The organization, called the Army Cyber Institute, seeks to propagate successful West Point cyber educational practices and to shed light onto Army cyber issues, while also helping to develop the Army’s cyber career path. The institute will bring together a variety of expert faculty to research critical cyber-related issues and to solve DOD cybersecurity and cyber operations problems.
“I think we’re building a unique team that’s never been done before,” said Col. Greg Conti, Director of the Army Cyber Institute. “People think of technology, and maybe policy, but it’s never been done before in this holistic way.”
The cyber brain trust plans to fill 75 positions across a variety of fields such as psychology, history, law and technology over the next three years, reports Army Times.
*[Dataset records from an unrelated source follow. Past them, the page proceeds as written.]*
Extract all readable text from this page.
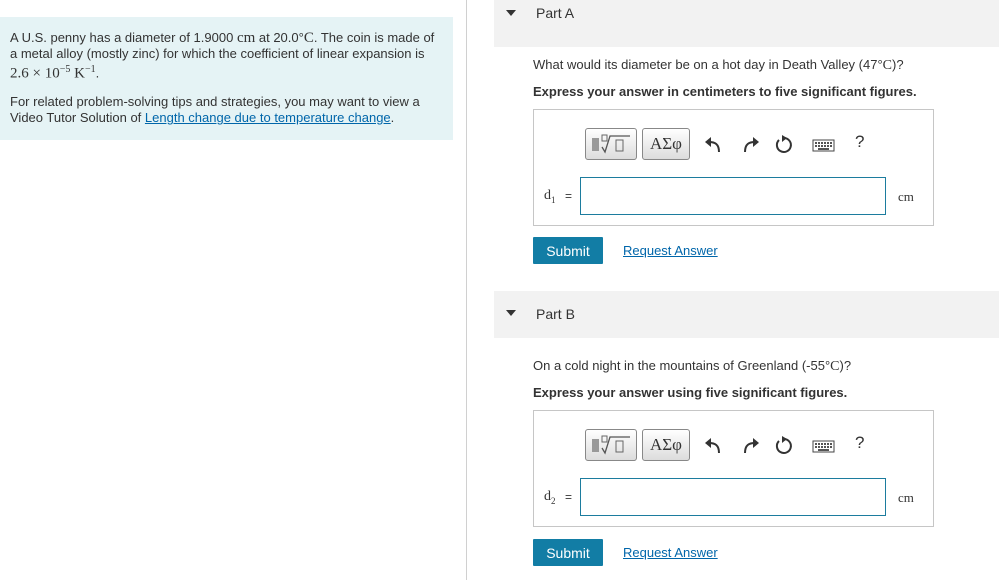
A U.S. penny has a diameter of 1.9000 cm at 20.0°C. The coin is made of a metal alloy (mostly zinc) for which the coefficient of linear expansion is $2.6 \times 10^{-5}$ $K^{-1}$.

For related problem-solving tips and strategies, you may want to view a Video Tutor Solution of Length change due to temperature change.

Part A
What would its diameter be on a hot day in Death Valley (47°C)?
Express your answer in centimeters to five significant figures.
ΑΣφ	?
$d_1$ =	cm
Submit	Request Answer
Part B
On a cold night in the mountains of Greenland (-55°C)?
Express your answer using five significant figures.
ΑΣφ	?
$d_2$ =	cm
Submit	Request Answer
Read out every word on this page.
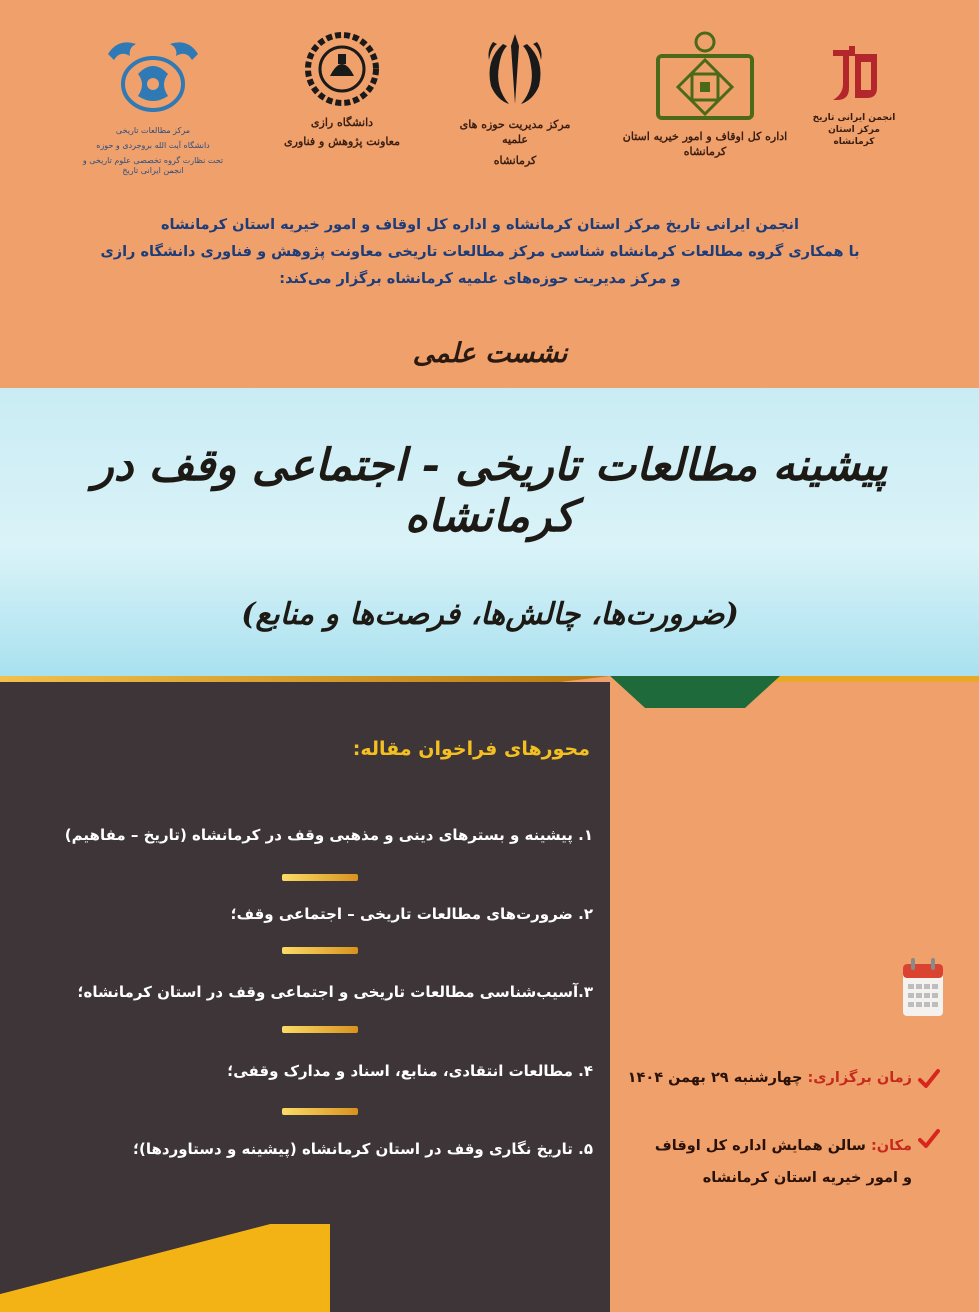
انجمن ایرانی تاریخ
مرکز استان کرمانشاه
اداره کل اوقاف و امور خیریه استان کرمانشاه
مرکز مدیریت حوزه های علمیه
کرمانشاه
دانشگاه رازی
معاونت پژوهش و فناوری
مرکز مطالعات تاریخی
دانشگاه آیت الله بروجردی و حوزه
تحت نظارت گروه تخصصی علوم تاریخی و انجمن ایرانی تاریخ
انجمن ایرانی تاریخ مرکز استان کرمانشاه و اداره کل اوقاف و امور خیریه استان کرمانشاه
با همکاری گروه مطالعات کرمانشاه شناسی مرکز مطالعات تاریخی معاونت پژوهش و فناوری دانشگاه رازی
و مرکز مدیریت حوزه‌های علمیه کرمانشاه برگزار می‌کند:
نشست علمی
پیشینه مطالعات تاریخی - اجتماعی وقف در کرمانشاه
(ضرورت‌ها، چالش‌ها، فرصت‌ها و منابع)
محورهای فراخوان مقاله:
۱. پیشینه و بسترهای دینی و مذهبی وقف در کرمانشاه (تاریخ – مفاهیم)
۲. ضرورت‌های مطالعات تاریخی – اجتماعی وقف؛
۳.آسیب‌شناسی مطالعات تاریخی و اجتماعی وقف در استان کرمانشاه؛
۴. مطالعات انتقادی، منابع، اسناد و مدارک وقفی؛
۵. تاریخ نگاری وقف در استان کرمانشاه (پیشینه و دستاوردها)؛
زمان برگزاری: چهارشنبه ۲۹ بهمن ۱۴۰۴
مکان: سالن همایش اداره کل اوقاف
و امور خیریه استان کرمانشاه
The institute is taking an interdisciplinary approach, combining doctorate-level expertise in cyber issues with lawyers, psychologists and policy experts.
Additionally, the institute plans to have cyber experts from the operational cyber force come to the institute on a rotational basis as both students and faculty.
The institute will tackle thorny doctrinal and operational questions about cyber warfare, such as:
- How would a unit maneuver in cyberspace?
- How would a cyber-Ranger School work?
- How would troops fight and win a large-scale cyberwar?
The West Point Cyber Chair, Lt. Gen. Rhett Hernandez, former commanding general of the Army Cyberspace Command, will be supporting the organization’s mission.
West Point has already had a Cyber Research Center that originally was founded in 1985 to research artificial intelligence. In 1999, the mission was modified as a result of increasing emphasis on the protection of and reliance on information systems.
Cyber concerns have fueled DOD interest in growth in the sector as the Pentagon looks to increase hiring. Defense Secretary Chuck Hagel said recently that DOD expects to have 6,000 workers for the cyber realm by 2016, as compared to less than 1,000 from early last year.
Joey Cheng is an editorial fellow with Defense Systems.